Retina Challenges, Rewards, and Career Opportunities
I am often asked what made me want to pursue a career in retina. My goal, when I graduated from the Southern College of Optometry (SCO) in Memphis in 2015, was to complete a residency and then return to SCO to teach. Maybe reading my story will inspire you to pursue a career in retina or another subspecialty from the start (see Me and My Shadow).
Me and My Shadow
Subspecialty care is not for everyone, but understanding the variety of your patients’ experiences can make you a better eye care provider. After completing optometry school, a former student of mine returned to his small town without doing a residency and took over his mother’s practice. To improve his management of patients, he shadowed practitioners providing every form of subspecialty care (retina, glaucoma, cataract, etc) for which he would be referring patients. This helped him better understand the experiences they would have and allowed him to tailor his approach to education so that it was complementary.
Shadowing also helped my former student to build relationships with professional colleagues. When an issue arose on a Saturday, he could reach them directly on their cell phones.
FALLING INTO RETINA
When I graduated from SCO, I pursued a residency at Lt. Col. Luke Weathers, Jr VA Medical Center in Memphis because my husband’s job was in the city and we wanted to remain here. The following January, my residency supervisors received a call from Mohammad Rafieetary, OD, FAAO, regarding a 2-year fellowship the Charles Retina Institute (CRI) in Memphis was offering, with the goal of bringing a second optometrist on board. Dr. Rafieetary has been in practice at CRI since 1996.
What intrigued me about CRI’s proposition was that it would give me an opportunity to train in the retina space and determine if it was of interest while allowing them a chance to determine if I would be a good fit for the practice. I agreed to the offer.
After completing my 1-year residency in primary care, I began a fellowship at CRI. The relationship proved successful, and I stayed at CRI after my fellowship. I also worked 1 day a week at SCO’s advanced care ocular disease clinic as a consulting faculty member—a position I retained for about 7 years until the birth of my daughter.
A TYPICAL DAY IN THE CLINIC
The young optometrists I meet often wonder what an optometrist does at a retina clinic. Below is a brief rundown of some of my responsibilities.
Patient Volume
I typically see an average of 50 patients per day. This might sound overwhelming, but it generally is not. All the pretesting and imaging have been completed by the time I see patients, which shortens the duration of each encounter. Similarly, because many of the appointments are follow-up visits, a lot of my patients know what to expect, making the process more efficient. New patient visits can take a little longer.
Workflow
The approach at other retina clinics may differ, but at CRI, any patient may end up on my schedule on a given day. I may see a patient with diabetic retinopathy and determine that continued observation is appropriate.
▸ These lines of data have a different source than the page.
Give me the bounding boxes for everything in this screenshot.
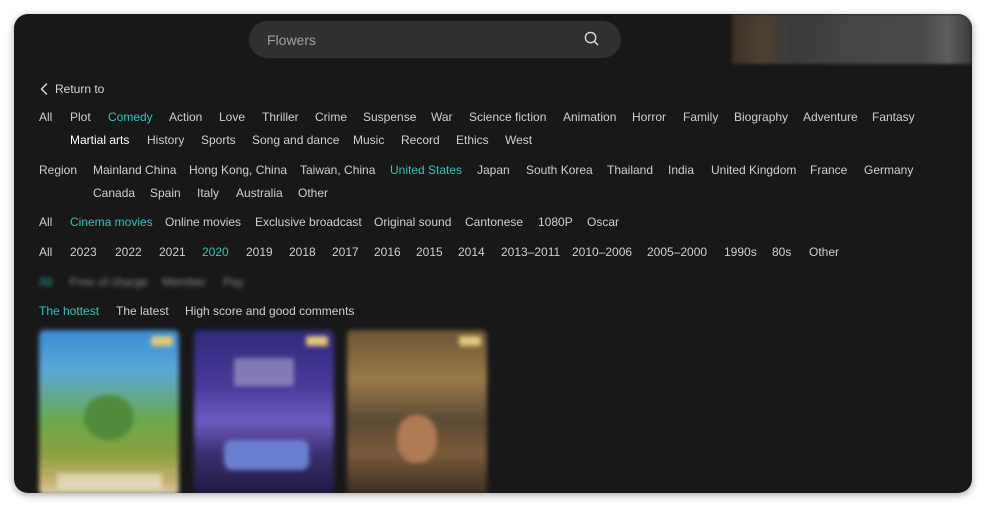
region-united-states[interactable]: United States [390,163,462,177]
region-germany[interactable]: Germany [864,163,913,177]
feature-1080p[interactable]: 1080P [538,215,573,229]
sort-latest[interactable]: The latest [116,304,169,318]
genre-family[interactable]: Family [683,110,718,124]
year-2014[interactable]: 2014 [458,245,485,259]
year-2016[interactable]: 2016 [374,245,401,259]
region-taiwan[interactable]: Taiwan, China [300,163,375,177]
year-2015[interactable]: 2015 [416,245,443,259]
genre-all[interactable]: All [39,110,52,124]
year-2020[interactable]: 2020 [202,245,229,259]
movie-poster[interactable] [194,330,334,493]
search-bar[interactable] [249,21,621,58]
year-2023[interactable]: 2023 [70,245,97,259]
genre-ethics[interactable]: Ethics [456,133,489,147]
genre-crime[interactable]: Crime [315,110,347,124]
region-thailand[interactable]: Thailand [607,163,653,177]
back-label: Return to [55,82,105,96]
year-1990s[interactable]: 1990s [724,245,757,259]
payment-all[interactable]: All [39,275,52,289]
feature-cinema-movies[interactable]: Cinema movies [70,215,153,229]
year-2010-2006[interactable]: 2010–2006 [572,245,632,259]
genre-record[interactable]: Record [401,133,440,147]
genre-music[interactable]: Music [353,133,384,147]
year-2021[interactable]: 2021 [159,245,186,259]
genre-war[interactable]: War [431,110,453,124]
region-mainland-china[interactable]: Mainland China [93,163,176,177]
poster-caption [57,473,162,489]
back-button[interactable]: Return to [40,82,104,96]
region-label: Region [39,163,78,177]
promo-banner[interactable] [732,14,972,64]
poster-art [84,395,134,440]
genre-science-fiction[interactable]: Science fiction [469,110,546,124]
search-icon[interactable] [584,31,599,46]
region-japan[interactable]: Japan [477,163,510,177]
year-other[interactable]: Other [809,245,839,259]
feature-online-movies[interactable]: Online movies [165,215,241,229]
poster-art [397,415,437,463]
genre-fantasy[interactable]: Fantasy [872,110,915,124]
year-2018[interactable]: 2018 [289,245,316,259]
app-window: Return to All Plot Comedy Action Love Th… [14,14,972,493]
feature-exclusive-broadcast[interactable]: Exclusive broadcast [255,215,362,229]
movie-poster[interactable] [39,330,179,493]
genre-horror[interactable]: Horror [632,110,666,124]
year-2005-2000[interactable]: 2005–2000 [647,245,707,259]
genre-action[interactable]: Action [169,110,202,124]
genre-thriller[interactable]: Thriller [262,110,299,124]
region-spain[interactable]: Spain [150,186,181,200]
genre-song-and-dance[interactable]: Song and dance [252,133,339,147]
poster-badge [459,336,481,346]
movie-poster[interactable] [347,330,487,493]
region-hong-kong[interactable]: Hong Kong, China [189,163,287,177]
region-india[interactable]: India [668,163,694,177]
genre-history[interactable]: History [147,133,184,147]
genre-west[interactable]: West [505,133,532,147]
genre-adventure[interactable]: Adventure [803,110,858,124]
region-canada[interactable]: Canada [93,186,135,200]
region-united-kingdom[interactable]: United Kingdom [711,163,796,177]
feature-cantonese[interactable]: Cantonese [465,215,523,229]
poster-art [234,358,294,386]
genre-animation[interactable]: Animation [563,110,616,124]
search-input[interactable] [267,21,567,58]
region-france[interactable]: France [810,163,847,177]
poster-badge [306,336,328,346]
poster-badge [151,336,173,346]
year-2013-2011[interactable]: 2013–2011 [501,245,560,259]
year-80s[interactable]: 80s [772,245,791,259]
chevron-left-icon [40,83,48,95]
genre-sports[interactable]: Sports [201,133,236,147]
genre-plot[interactable]: Plot [70,110,91,124]
year-all[interactable]: All [39,245,52,259]
feature-all[interactable]: All [39,215,52,229]
region-south-korea[interactable]: South Korea [526,163,593,177]
genre-suspense[interactable]: Suspense [363,110,416,124]
year-2017[interactable]: 2017 [332,245,359,259]
payment-pay[interactable]: Pay [223,275,244,289]
region-other[interactable]: Other [298,186,328,200]
sort-hottest[interactable]: The hottest [39,304,99,318]
sort-high-score[interactable]: High score and good comments [185,304,354,318]
poster-art [224,440,309,470]
genre-martial-arts[interactable]: Martial arts [70,133,129,147]
payment-free[interactable]: Free of charge [70,275,148,289]
year-2022[interactable]: 2022 [115,245,142,259]
genre-love[interactable]: Love [219,110,245,124]
year-2019[interactable]: 2019 [246,245,273,259]
payment-member[interactable]: Member [162,275,206,289]
genre-comedy[interactable]: Comedy [108,110,153,124]
genre-biography[interactable]: Biography [734,110,788,124]
feature-original-sound[interactable]: Original sound [374,215,451,229]
feature-oscar[interactable]: Oscar [587,215,619,229]
region-australia[interactable]: Australia [236,186,283,200]
region-italy[interactable]: Italy [197,186,219,200]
Or, I may see a patient who has been referred for suspected exudative age-related macular degeneration (AMD). In this situation, I conduct a thorough evaluation and confirm a diagnosis of exudative AMD. I then provide counseling on the pros and cons of treatment with anti-VEGF therapy. Most individuals decide to begin treatment, which means receiving an injection from one of our retina specialists. The patient is then scheduled for a follow-up visit with me in 1 month. At that time, I will review their OCT scans with them and determine next steps for management, including whether additional injections are needed.
My clinic days are full of the bread and butter of a retina practice: patients with diabetic retinopathy, AMD, lattice degeneration, retinal tears and detachments, retinal vein occlusion, and retinal artery occlusion. That said, not all my cases are straightforward. Some force me to step back and think. Some conditions are so rare, they are almost once-in-a-career encounters. One recent case of autoimmune retinopathy seen by another provider in our clinic had everyone in the office collaborating on a diagnosis alongside consultations from outside uveitis specialists.
I have found a subspecialty focus highly rewarding.
Another question I often field regards how to get started working with industry.
INDUSTRY COLLABORATION
My top piece of advice is to develop an expertise. Because my niche is retina, it has made sense for me to build relationships around that area of focus as opposed to, say, dry eye disease or practice management.
The next step is to build connections. Identify the speakers in your chosen space and the circles in which they run. For example, the American Academy of Optometry has a retina special interest group. Joining that sort of group allows you to make connections with key opinion leaders in the field who can connect you with their industry partners.
Be forewarned that your early interactions with industry may not come with compensation. This phase is about building expertise and relationships. Industry members are paying attention to who is publishing and lecturing on topics relevant to their companies. As you become an authority on a particular topic, you may be invited to participate on an advisory board or contribute to paid editorial content.
THE MORE YOU KNOW THE MORE YOU GROW
I tell optometry students and recent graduates that they are going to be very different eye care providers in 5 years because they are going to learn so much. I am referring not just to residency and fellowship, should you choose to pursue either or both, but to the education that the first years of clinical practice bring. After a certain point, however, if you do not consciously strive to improve your skills, they will plateau. To become the best eye care provider you can be requires a commitment to continuing education and evolution.